Он ничего не ответил, ерошил волосы жены и ждал, пока она выплачется. У него не было ни сил, ни желания еще раз повторять то, о чем уже поговорил с друзьями; он прижимал к себе дорогую головку и кусал губы. Потом смахнул невольно брызнувшую слезу и попросил:
— Хватит.
— Тебе очень больно?
— Ничего, люди не такую боль переносят, — не мог найти слов поласковее, чувствовал, что, допусти он малейшую слабость, тут же примется жалеть себя, а потом, чего доброго, начнет вторить всхлипывающей жене. — Лучше скажи: что дома? — Он страшно соскучился по простому, ни к чему не обязывающему разговору о выкрошившейся штукатурке на кухне, об отскочившей половице или о бешеных ценах на рынке.
— Саулюс, почему ты от меня все скрываешь? Ведь я знаю. Сразу после аварии заходил капитан милиции. Он спрашивал, сколько ты выпил, чем занимался перед дорогой, подробно рассказал, что и как случилось, и пообещал сделать все, чтобы твою фотографию не вывесили на стенде «За движение без опасности».
«Боже, оказывается, и эта жертва уже не нужна, — кольнула в сердце мысль. — Опоздал», — хотел быть строгим, но не выдержал:
— Тогда почему плачешь, если все знаешь?
— Как ты можешь, Саулюс?
— Могу… Пусть они хоть что говорят, но я все равно встану.

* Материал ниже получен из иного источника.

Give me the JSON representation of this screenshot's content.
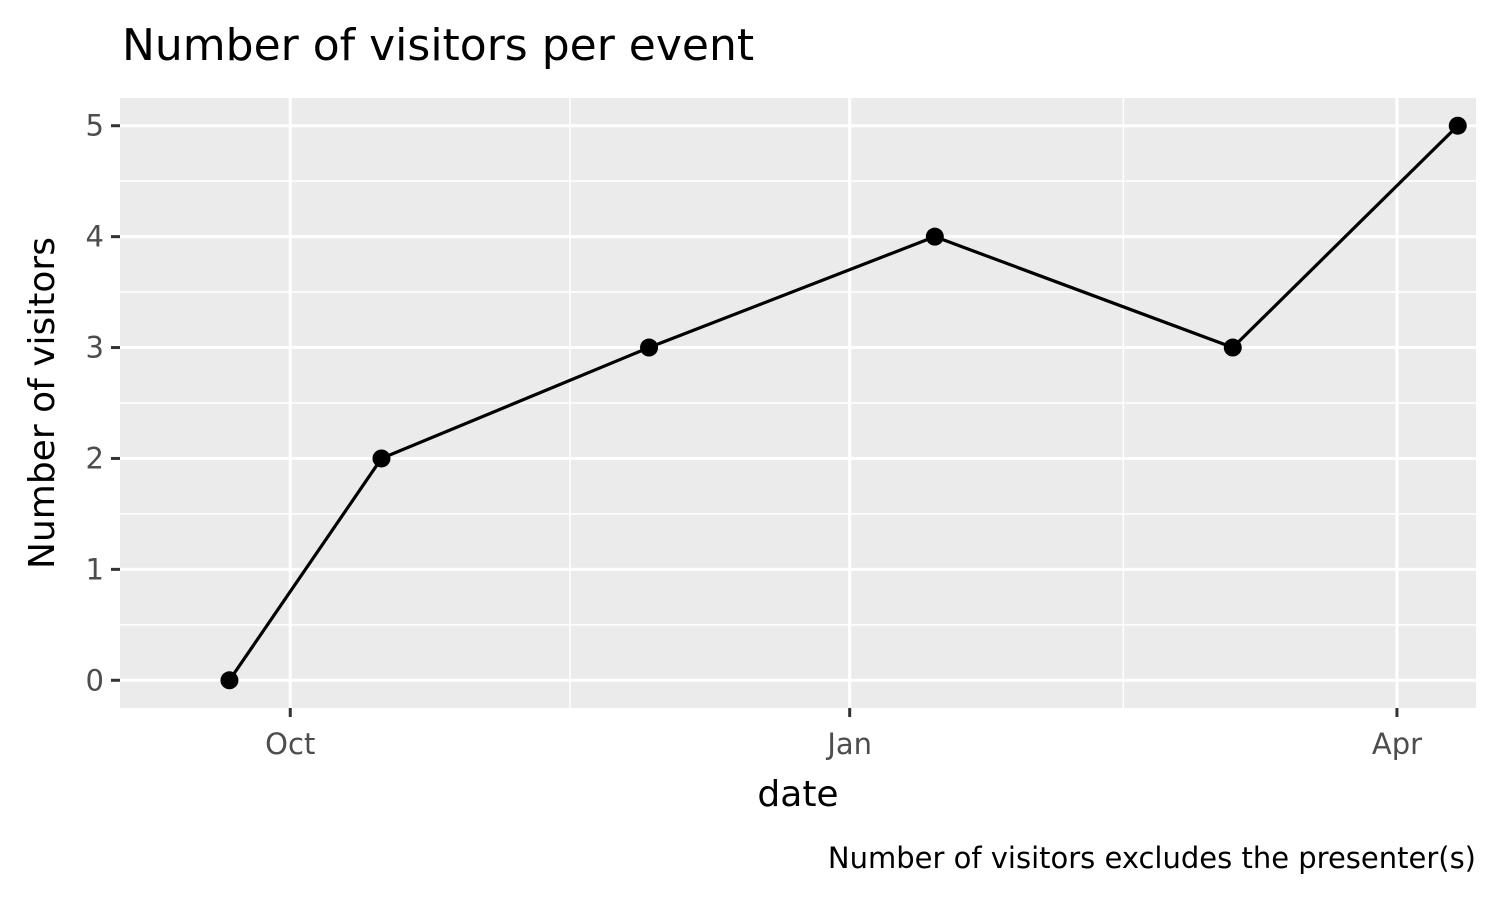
{
  "chart_data": {
    "type": "line",
    "title": "Number of visitors per event",
    "xlabel": "date",
    "ylabel": "Number of visitors",
    "caption": "Number of visitors excludes the presenter(s)",
    "x_type": "date",
    "xlim": [
      "2020-09-03",
      "2021-04-14"
    ],
    "ylim": [
      -0.25,
      5.25
    ],
    "x_ticks": [
      {
        "date": "2020-10-01",
        "label": "Oct"
      },
      {
        "date": "2021-01-01",
        "label": "Jan"
      },
      {
        "date": "2021-04-01",
        "label": "Apr"
      }
    ],
    "x_minor_ticks": [
      "2020-11-16",
      "2021-02-15"
    ],
    "y_ticks": [
      0,
      1,
      2,
      3,
      4,
      5
    ],
    "y_minor_ticks": [
      0.5,
      1.5,
      2.5,
      3.5,
      4.5
    ],
    "grid": true,
    "legend": "none",
    "series": [
      {
        "x": [
          "2020-09-21",
          "2020-10-16",
          "2020-11-29",
          "2021-01-15",
          "2021-03-05",
          "2021-04-11"
        ],
        "y": [
          0,
          2,
          3,
          4,
          3,
          5
        ]
      }
    ],
    "colors": {
      "panel": "#ebebeb",
      "grid": "#ffffff",
      "line": "#000000",
      "tick_text": "#4d4d4d"
    }
  }
}
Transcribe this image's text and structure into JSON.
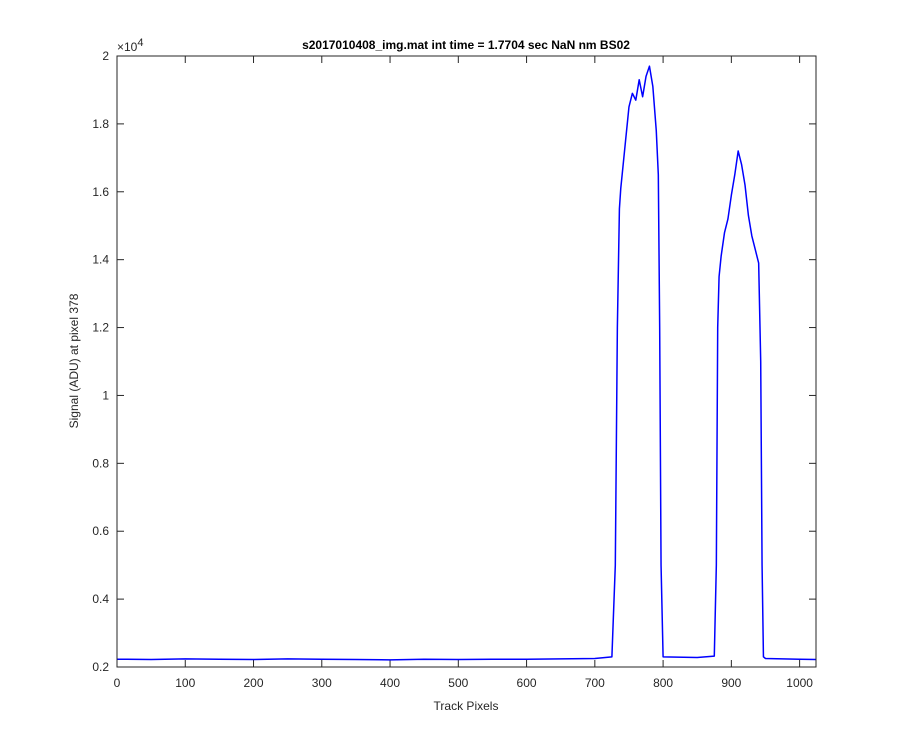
{
  "chart_data": {
    "type": "line",
    "title": "s2017010408_img.mat int time = 1.7704 sec  NaN nm BS02",
    "xlabel": "Track Pixels",
    "ylabel": "Signal (ADU) at pixel 378",
    "xlim": [
      0,
      1024
    ],
    "ylim": [
      2000,
      20000
    ],
    "y_multiplier": "×10",
    "y_multiplier_exp": "4",
    "x_ticks": [
      0,
      100,
      200,
      300,
      400,
      500,
      600,
      700,
      800,
      900,
      1000
    ],
    "x_tick_labels": [
      "0",
      "100",
      "200",
      "300",
      "400",
      "500",
      "600",
      "700",
      "800",
      "900",
      "1000"
    ],
    "y_ticks": [
      2000,
      4000,
      6000,
      8000,
      10000,
      12000,
      14000,
      16000,
      18000,
      20000
    ],
    "y_tick_labels": [
      "0.2",
      "0.4",
      "0.6",
      "0.8",
      "1",
      "1.2",
      "1.4",
      "1.6",
      "1.8",
      "2"
    ],
    "grid": false,
    "series": [
      {
        "color": "#0000ff",
        "x": [
          0,
          50,
          100,
          150,
          200,
          250,
          300,
          350,
          400,
          450,
          500,
          550,
          600,
          650,
          700,
          725,
          730,
          733,
          736,
          738,
          740,
          745,
          750,
          755,
          760,
          765,
          770,
          775,
          780,
          785,
          790,
          793,
          795,
          797,
          800,
          850,
          875,
          878,
          880,
          882,
          885,
          890,
          895,
          900,
          905,
          910,
          915,
          920,
          925,
          930,
          935,
          940,
          943,
          945,
          947,
          950,
          1000,
          1024
        ],
        "values": [
          2230,
          2220,
          2240,
          2230,
          2220,
          2240,
          2230,
          2220,
          2210,
          2230,
          2220,
          2230,
          2230,
          2240,
          2250,
          2300,
          5000,
          12000,
          15500,
          16100,
          16500,
          17500,
          18500,
          18900,
          18700,
          19300,
          18800,
          19400,
          19700,
          19100,
          17800,
          16500,
          12000,
          5000,
          2300,
          2280,
          2320,
          5000,
          12000,
          13500,
          14100,
          14800,
          15200,
          15900,
          16500,
          17200,
          16800,
          16200,
          15300,
          14700,
          14300,
          13900,
          11000,
          5000,
          2300,
          2250,
          2230,
          2220
        ]
      }
    ]
  }
}
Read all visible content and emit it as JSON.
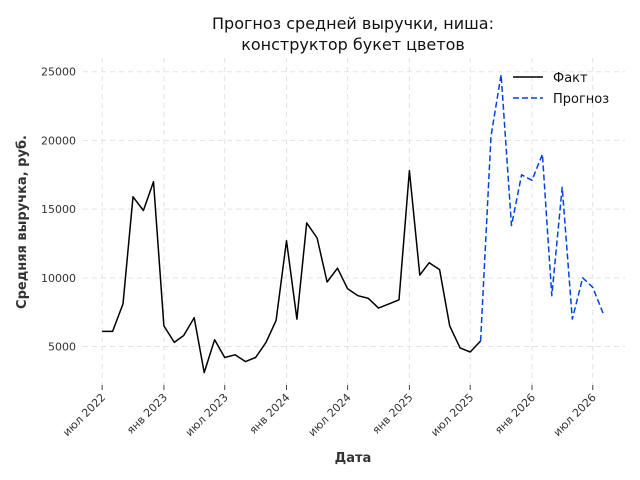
{
  "chart_data": {
    "type": "line",
    "title": [
      "Прогноз средней выручки, ниша:",
      "конструктор букет цветов"
    ],
    "xlabel": "Дата",
    "ylabel": "Средняя выручка, руб.",
    "ylim": [
      2200,
      26000
    ],
    "y_ticks": [
      5000,
      10000,
      15000,
      20000,
      25000
    ],
    "x_ticks": [
      {
        "date": "2022-07-01",
        "label": "июл 2022"
      },
      {
        "date": "2023-01-01",
        "label": "янв 2023"
      },
      {
        "date": "2023-07-01",
        "label": "июл 2023"
      },
      {
        "date": "2024-01-01",
        "label": "янв 2024"
      },
      {
        "date": "2024-07-01",
        "label": "июл 2024"
      },
      {
        "date": "2025-01-01",
        "label": "янв 2025"
      },
      {
        "date": "2025-07-01",
        "label": "июл 2025"
      },
      {
        "date": "2026-01-01",
        "label": "янв 2026"
      },
      {
        "date": "2026-07-01",
        "label": "июл 2026"
      }
    ],
    "xlim": [
      "2022-05-05",
      "2026-10-05"
    ],
    "grid": true,
    "legend_position": "top-right",
    "series": [
      {
        "name": "Факт",
        "color": "#000000",
        "style": "solid",
        "points": [
          [
            "2022-07-01",
            6100
          ],
          [
            "2022-08-01",
            6100
          ],
          [
            "2022-09-01",
            8100
          ],
          [
            "2022-10-01",
            15900
          ],
          [
            "2022-11-01",
            14900
          ],
          [
            "2022-12-01",
            17000
          ],
          [
            "2023-01-01",
            6500
          ],
          [
            "2023-02-01",
            5300
          ],
          [
            "2023-03-01",
            5800
          ],
          [
            "2023-04-01",
            7100
          ],
          [
            "2023-05-01",
            3100
          ],
          [
            "2023-06-01",
            5500
          ],
          [
            "2023-07-01",
            4200
          ],
          [
            "2023-08-01",
            4400
          ],
          [
            "2023-09-01",
            3900
          ],
          [
            "2023-10-01",
            4200
          ],
          [
            "2023-11-01",
            5300
          ],
          [
            "2023-12-01",
            6900
          ],
          [
            "2024-01-01",
            12700
          ],
          [
            "2024-02-01",
            7000
          ],
          [
            "2024-03-01",
            14000
          ],
          [
            "2024-04-01",
            12900
          ],
          [
            "2024-05-01",
            9700
          ],
          [
            "2024-06-01",
            10700
          ],
          [
            "2024-07-01",
            9200
          ],
          [
            "2024-08-01",
            8700
          ],
          [
            "2024-09-01",
            8500
          ],
          [
            "2024-10-01",
            7800
          ],
          [
            "2024-11-01",
            8100
          ],
          [
            "2024-12-01",
            8400
          ],
          [
            "2025-01-01",
            17800
          ],
          [
            "2025-02-01",
            10200
          ],
          [
            "2025-03-01",
            11100
          ],
          [
            "2025-04-01",
            10600
          ],
          [
            "2025-05-01",
            6500
          ],
          [
            "2025-06-01",
            4900
          ],
          [
            "2025-07-01",
            4600
          ],
          [
            "2025-08-01",
            5400
          ]
        ]
      },
      {
        "name": "Прогноз",
        "color": "#0044dd",
        "style": "dashed",
        "points": [
          [
            "2025-08-01",
            5400
          ],
          [
            "2025-09-01",
            20300
          ],
          [
            "2025-10-01",
            24800
          ],
          [
            "2025-11-01",
            13800
          ],
          [
            "2025-12-01",
            17500
          ],
          [
            "2026-01-01",
            17100
          ],
          [
            "2026-02-01",
            19000
          ],
          [
            "2026-03-01",
            8700
          ],
          [
            "2026-04-01",
            16600
          ],
          [
            "2026-05-01",
            7000
          ],
          [
            "2026-06-01",
            10000
          ],
          [
            "2026-07-01",
            9300
          ],
          [
            "2026-08-01",
            7400
          ]
        ]
      }
    ]
  }
}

— Я верю, ты обязательно встанешь, но, Саулюкас, будь искренним… — Ее все еще раздражало воспоминание о пьяном разговоре мужа со Стасисом. — Ведь ты чувствовал, просто знал, понимал, что от этого человека несет бедой, почему же опять поехал туда?
— Чувствовал… И понимал, но не превращаться же мне в бабу, я был обязан сопротивляться этому предчувствию. Кроме того, Грасите, я не ради него.
— Саулюкас…
— Ты не забывай, милая, я мужчина.
«Будь ты мужчиной, будь, но почему ты не хочешь понять меня? Я — женщина, и как ты ко мне прикоснешься, так и зазвеню, — она вспоминала слова, когда-то оброненные мужем. — И не для кого-нибудь другого, только для тебя, милый, только для тебя», — хотела сказать об этом вслух, но застеснялась посторонних.
— Я — женщина, Саулюкас, — произнесла наконец, — и люблю не то, что воображаю, а что вижу. Я не умею, я просто не в силах любить то, что очень далеко или очень велико, что вечно. Я люблю то, что уже не повторится завтра, поэтому не надо со мной так — ни вашим ни нашим…
— Тогда кого мне, черт возьми, теперь жалеть: вас, с сочувствием укладывающих меня в гроб, или себя?
— Не надо, Саулюкас, не надо… Мы скоро будем втроем, ты понимаешь? — Не отыскав других аргументов, она сильно прижала его руку к своему животу. — Послушай, неужели и ему не будет суждено знать отца?
— Сказал: замолчи и не каркай! Хватит. И слезы тут не помогут. — Он поморщился, но не рассердился, скорее удивился, что даже в таком плачевном положении человек еще может быть счастлив.